Bagikan:

JAKARTA – Memori hari ini, empat tahun yang lalu, 19 Maret 2021, Majelis Ulama Indonesia (MUI) mengeluarkan fatwa membolehkan penggunaan vaksin COVID-19 AstraZeneca. Fatwa itu dianggap MUI dapat jadi panduan pemerintah berikan vaksin ke umat Islam.

Sebelumnya, penularan COVID-19 di Indonesia terus meningkat. Korbannya bejibun. Pemerintah Indonesia pun berharap bahwa vaksinasi COVID-19 segera jadi solusi. Segala macam aturan yang membolehkan vaksin segera dikejar. Vaksin dari berbagai macam produsen dunia mulai ditampung.

Pandemi COVID-19 kian mengkhawatirkan di Nusantara. Angka penularannya bejibun. Mereka yang meninggal dunia tak kalah sedikit. Pemerintah pun terus putar otak supaya mata rantai penyebaran COVID-19 putus. Namun, keinginan itu tak mudah.

Pemerintah melihat harapan satu-satunya melawan virus Korona adalah dengan vaksinasi. Perkaranya upaya membuat vaksin tak mudah. Produsen vaksin dunia harus bekerja ekstra dengan mulai kebut proses pembuatan hingga produksi.

Mereka coba membuat vaksin dengan cepat. Suatu hal yang lain daripada biasanya. Ambil contoh vaksin AstreZeneca. Vaksin yang dikembangkan oleh Universitas Oxford dan AstraZeneca cepat rangkum.

Vaksinasi terus digencarkan saat Indonesia dilanda pandemi COVID-19. (Kemenkes)

Vaksin asal Inggris itu segera menyebar ke seantero dunia mulai awal tahun 2021. Vaksin itu juga sudah disetujui di 70 negera, dari Arab Saudi hingga Maroko. Pemerintah Indonesia pun kepincut menggunakan vaksin AstraZeneca.

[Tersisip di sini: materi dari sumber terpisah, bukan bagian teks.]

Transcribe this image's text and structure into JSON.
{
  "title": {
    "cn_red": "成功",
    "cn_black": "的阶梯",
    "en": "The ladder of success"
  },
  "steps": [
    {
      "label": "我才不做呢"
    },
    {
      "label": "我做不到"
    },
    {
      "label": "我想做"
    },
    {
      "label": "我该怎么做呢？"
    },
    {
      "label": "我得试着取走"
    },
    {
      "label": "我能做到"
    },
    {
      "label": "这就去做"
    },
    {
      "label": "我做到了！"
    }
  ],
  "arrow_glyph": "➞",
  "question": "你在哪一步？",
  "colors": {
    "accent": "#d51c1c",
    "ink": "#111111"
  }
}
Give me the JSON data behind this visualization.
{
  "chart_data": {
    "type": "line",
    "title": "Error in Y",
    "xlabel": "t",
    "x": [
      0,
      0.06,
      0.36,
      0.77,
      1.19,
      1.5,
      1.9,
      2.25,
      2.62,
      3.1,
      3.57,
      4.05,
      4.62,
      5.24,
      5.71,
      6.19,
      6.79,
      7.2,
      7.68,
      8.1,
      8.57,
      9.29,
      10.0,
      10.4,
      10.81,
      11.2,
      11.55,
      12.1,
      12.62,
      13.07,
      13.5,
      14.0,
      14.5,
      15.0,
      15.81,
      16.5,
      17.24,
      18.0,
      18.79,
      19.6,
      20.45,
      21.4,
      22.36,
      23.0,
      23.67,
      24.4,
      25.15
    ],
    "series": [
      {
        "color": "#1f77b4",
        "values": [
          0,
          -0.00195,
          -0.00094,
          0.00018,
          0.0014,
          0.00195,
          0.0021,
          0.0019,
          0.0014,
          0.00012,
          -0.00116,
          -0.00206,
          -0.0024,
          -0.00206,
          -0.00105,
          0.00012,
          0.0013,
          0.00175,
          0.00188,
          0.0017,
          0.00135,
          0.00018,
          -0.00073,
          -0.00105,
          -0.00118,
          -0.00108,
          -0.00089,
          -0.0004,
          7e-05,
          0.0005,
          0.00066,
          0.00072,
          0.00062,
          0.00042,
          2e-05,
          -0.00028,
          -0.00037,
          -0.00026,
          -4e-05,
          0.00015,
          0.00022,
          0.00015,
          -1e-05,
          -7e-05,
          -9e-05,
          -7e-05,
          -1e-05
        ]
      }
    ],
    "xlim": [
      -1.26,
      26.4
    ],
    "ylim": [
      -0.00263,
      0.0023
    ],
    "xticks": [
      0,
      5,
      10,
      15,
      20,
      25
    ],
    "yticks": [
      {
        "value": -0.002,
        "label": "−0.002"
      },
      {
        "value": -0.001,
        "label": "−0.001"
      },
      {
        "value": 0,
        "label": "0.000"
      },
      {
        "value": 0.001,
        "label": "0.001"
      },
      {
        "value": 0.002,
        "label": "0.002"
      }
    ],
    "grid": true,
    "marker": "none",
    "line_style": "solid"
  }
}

Izin penggunaannya sudah diteken Badan Pengawan Obat dan Makanan (BPOM). Namun, penggunaannya tak bisa sembarang. Indonesia adalah negara dengan mayoritas Islam. Isu vaksin AstraZeneca menggunakan enzim tripsin yang mengandung babi jadi masalah.

Kondisi itu membawa keraguan di antara rakyat Indonesia. Mereka lebih banyak memilih penggunaan vaksin asal China, Sinovac yang jelas sudah halal. Namun, pemerintah menganggap proses pembuatan vaksin AstraZeneca memang mengandung enzim tripsin. Pemerintah menganggap proses terakhir enzim itu sudah dimurnikan oleh teknologi jadi bisa dikonsumsi umat Islam.

"Membuat produk bersih dan baik untuk digunakan manusia dimanapun termasuk kita umat Muslim di Indonesia. Dijamin keamanannya untuk masyarakat Indonesia, termasuk masyarakat di atas 60 tahun ke atas.”

"Masa kedaruratan pandemi vaksin yang tersedia adalah yang terbaik. Untuk digunakan pemerintah harus menggunakan berbagai macam merk vaksin, agar dapat memenuhi target sasaran," ujar juru Bicara Vaksinasi Covid-19 dari Kementerian Kesehatan, Siti Nadia Tarmizi sebagaimana dikutip laman CNBC, 19 Maret 2021.

Polemik itu membuat MUI angkat bicara. Mereka mencoba meneliti bahan-bahan yang digunakan dalam vaksin AstraZeneca. MUI mengakui adanya enzim tripsin jadi biang masalah. Kondisi itu membuat MUI berhati-hati dalam mengambil sikap.

MUI lalu mengeluarkan fatwa terkait AstraZeneca pada 19 Maret 2021. Fatwa itu memutuskan bahwa vaksin AstraZeneca haram, tapi MUI membolehkan umat Islam menggunakannya. Keputusan itu diambil karena vaksinasi jadi urusan darurat dan mendesak.

Keputusan MUI pun disambut dengan baik. Kondisi itu jadi jalan vaksin AstraZeneca jadi opsi tambahan bersama Sinovac memutus mata rantai penyebaran COVID-19 di Indonesia.

"Vaksin COVID-19 yang diproduksi AstraZeneca ini hukumnya haram karena dalam tahapan produksinya memanfaatkan lipsin yang mengandung babi. Walau demikian, penggunaan vaksin COVID-19 produksi AstraZeneca saat ini hukumnya dibolehkan," kata Ketua MUI bidang Fatwa, Asrorun Niam Sholeh sebagaimana dikutip laman kemkes.go.id, 2021.